上松:すごいですね。それは誰もができることではないと思います。
中村:私たちは創業してから、様々なビジネスコンテストに参加させていただきました。私たちの想いだけでは実現できる仕事ではないため、自治体や支援団体の力を借りて、志を同じくする仲間を増やすことが一番の目的です。昨年は、かながわビジネスオーディション2022で県知事賞を受賞しました。黒岩知事はその後のラジオ番組でも当社のデバイスを自らの言葉で紹介してくださり、心強く感じています。
上松:ここまでとはすごいですね。ちなみに「atDose」とはどのような意味の言葉でしょうか。
中村:attoとは10のマイナス18乗で超微量という意味があり、atは局所をねらってという意味、Doseは投薬を表す言葉です。つまり超微量に局所に投薬するという意味の造語です。
上松:なるほど。会社がここまで成長した背景に、中村さんの大変な頑張りがあったように思います。
どういったところがこのような結果をもたらしたのでしょうか。
中村:私は社会人になってから、モノづくり、システム開発、経営支援といった業界で活動してきました。それぞれの人生の岐路では迷いもありましたが、結果的には1度しかない人生なのだから自分にしかできないこと、ワクワクできる事に取り組みたいという想いで決断してきました。5年前に起業を決意した時には、これまでの経験がすべてこの事業に取り組むための準備期間であったのではないかと気づいたんです。

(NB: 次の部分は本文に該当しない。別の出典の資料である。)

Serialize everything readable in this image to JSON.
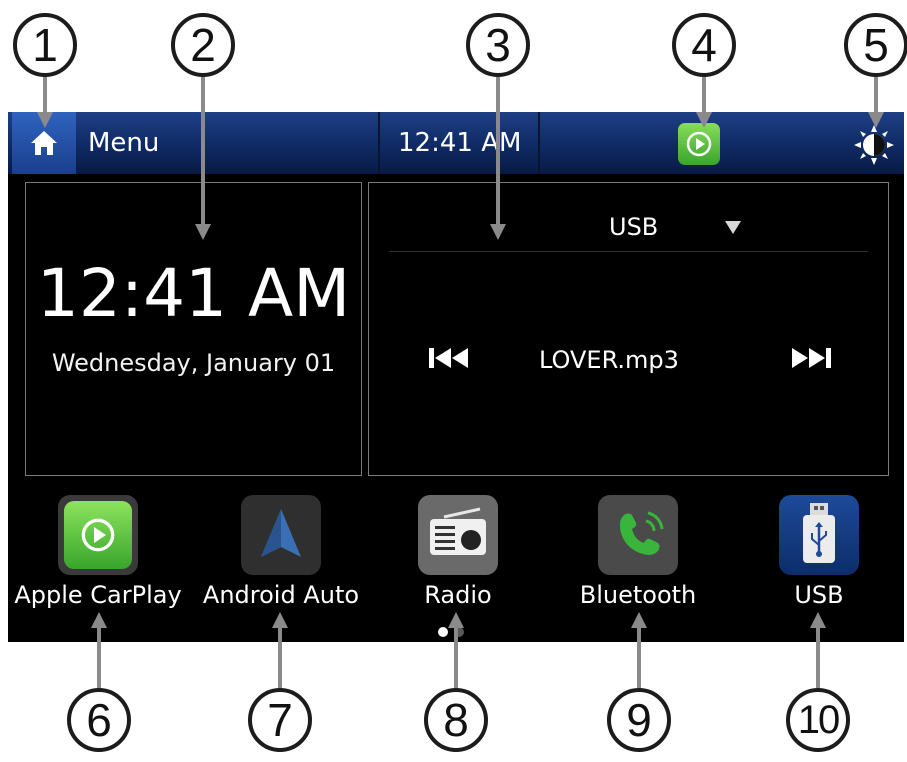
{
  "topbar": {
    "menu_label": "Menu",
    "clock": "12:41 AM",
    "icons": [
      "home-icon",
      "carplay-icon",
      "brightness-icon"
    ]
  },
  "clock_panel": {
    "time": "12:41 AM",
    "date": "Wednesday, January 01"
  },
  "media_panel": {
    "source": "USB",
    "track": "LOVER.mp3",
    "icons": [
      "source-dropdown-icon",
      "previous-track-icon",
      "next-track-icon"
    ]
  },
  "apps": [
    {
      "label": "Apple CarPlay",
      "icon": "carplay-icon"
    },
    {
      "label": "Android Auto",
      "icon": "android-auto-icon"
    },
    {
      "label": "Radio",
      "icon": "radio-icon"
    },
    {
      "label": "Bluetooth",
      "icon": "bluetooth-phone-icon"
    },
    {
      "label": "USB",
      "icon": "usb-icon"
    }
  ],
  "pager": {
    "pages": 2,
    "current": 1
  },
  "callouts": [
    "1",
    "2",
    "3",
    "4",
    "5",
    "6",
    "7",
    "8",
    "9",
    "10"
  ],
  "colors": {
    "topbar": "#0f2a63",
    "carplay_green": "#4fbf3a",
    "screen_bg": "#000000"
  }
}
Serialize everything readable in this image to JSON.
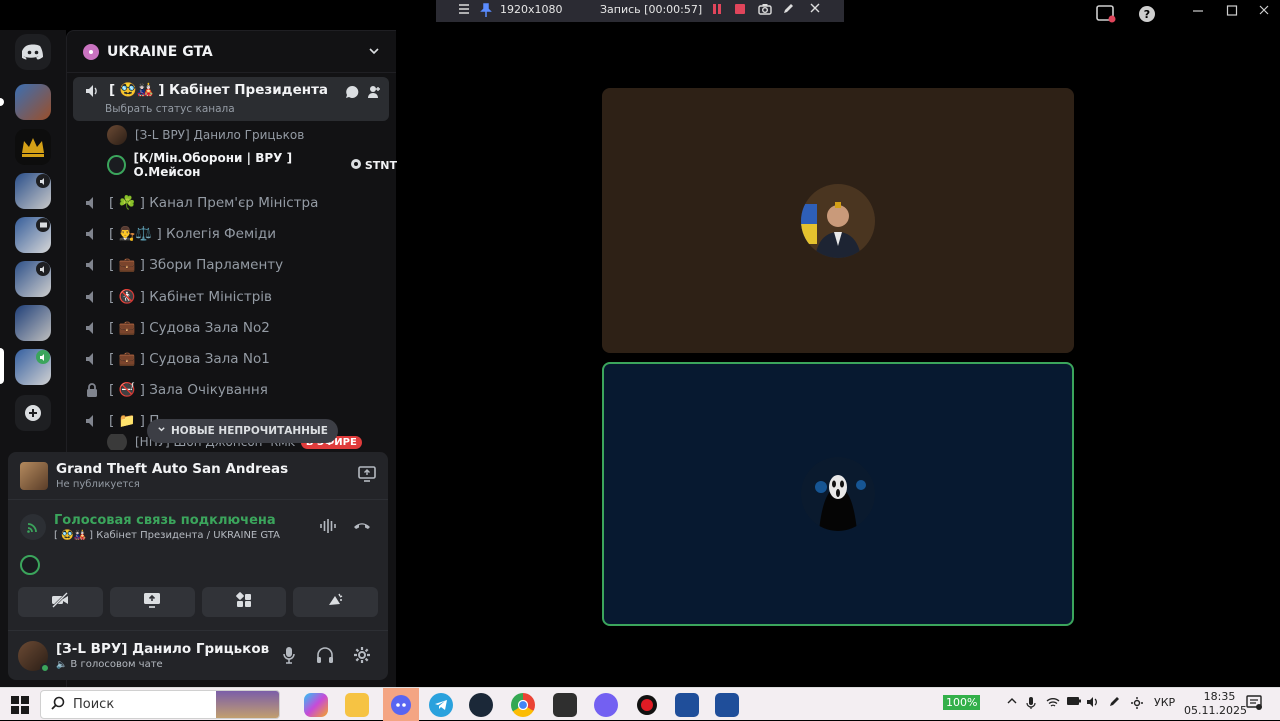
{
  "recorder": {
    "resolution": "1920x1080",
    "status": "Запись [00:00:57]"
  },
  "server": {
    "name": "UKRAINE GTA"
  },
  "channels": [
    {
      "label": "[ 🥸🎎 ] Кабінет Президента",
      "subtitle": "Выбрать статус канала",
      "active": true
    },
    {
      "label": "[ ☘️ ] Канал Прем'єр Міністра"
    },
    {
      "label": "[ 👨‍⚖️⚖️ ] Колегія Феміди"
    },
    {
      "label": "[ 💼 ] Збори Парламенту"
    },
    {
      "label": "[ 🚷 ] Кабінет Міністрів"
    },
    {
      "label": "[ 💼 ] Судова Зала No2"
    },
    {
      "label": "[ 💼 ] Судова Зала No1"
    },
    {
      "label": "[ 🚭 ] Зала Очікування"
    },
    {
      "label": "[ 📁 ] П..."
    }
  ],
  "members": [
    {
      "name": "[З-L ВРУ] Данило Грицьков"
    },
    {
      "name": "[К/Мін.Оборони | ВРУ ] О.Мейсон",
      "tag": "STNT"
    }
  ],
  "hidden_member": {
    "name": "[НПУ] Шон Джонсон",
    "tag": "RMK",
    "live": "В ЭФИРЕ"
  },
  "unread_label": "НОВЫЕ НЕПРОЧИТАННЫЕ",
  "activity": {
    "game": "Grand Theft Auto San Andreas",
    "status": "Не публикуется"
  },
  "voice": {
    "status": "Голосовая связь подключена",
    "location": "[ 🥸🎎 ] Кабінет Президента / UKRAINE GTA"
  },
  "user": {
    "name": "[З-L ВРУ] Данило Грицьков",
    "status": "В голосовом чате"
  },
  "taskbar": {
    "search_placeholder": "Поиск",
    "battery": "100%",
    "language": "УКР",
    "time": "18:35",
    "date": "05.11.2025"
  },
  "colors": {
    "connected_green": "#3ba55c",
    "tile1_bg": "#2e2116",
    "tile2_bg": "#071930"
  }
}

簡単に結果が出るビジネスではありませんが、残り20年の人生をかけて諦めずに取り組めば必ず結果が出せるはずであると信じています。そう思えるテーマに出会えたことに感謝します。自分のミッションを実現することが、自分がこの時代・この国で生を受けたことの目的であると確信しています。
上松:これは知識や経験が共通項としてありますが、キャリアやスキルを築く上で参考になる人は多いと思います。このキャリアこそが今に繋がるスキルになると思いました。自分の目標を叶えたい時にたまたま強みがあったわけではなく、着々と社会に出てからも学び続けてスキルを向上されて行った結果なのではと思います。素晴らしいことです。
ところでこの投薬デバイスは小さいですね。普通は点滴の場合、液体パックから投薬しますよね。私は盲腸の手術の時に初めて点滴をしたんですが、その昔はガラス瓶だったと聞きました。
中村:そうなんです。電気浸透流は19世紀初めにロシアの物理学者が発見したんですが、長年にわたり、実現には至らなかったものなのです。
高濃度の薬液を体内に入れると浸透圧により細胞が壊死してしまうのでは、と思われるかもしれませんが、超微量に投薬すれば安全面でも問題がないことがラットの実験で確認できました。これから、医師・研究者と共に医療現場で活用できるデバイスとして完成させるスケジュールを立てています。
紹介ビデオがこちらです。
実現したいのは医療を受ける側中心の医療です。
新たな治療手段の獲得や手術後の身体の負担軽減、在宅や通院治療が可能ですし、ライフスタイルに合わせた治療ができます。
将来的には医療プラットフォームを築いていきたいです。
上松:ここまで来るためのプロセスも含めてとても勉強になりました。ありがとうございました。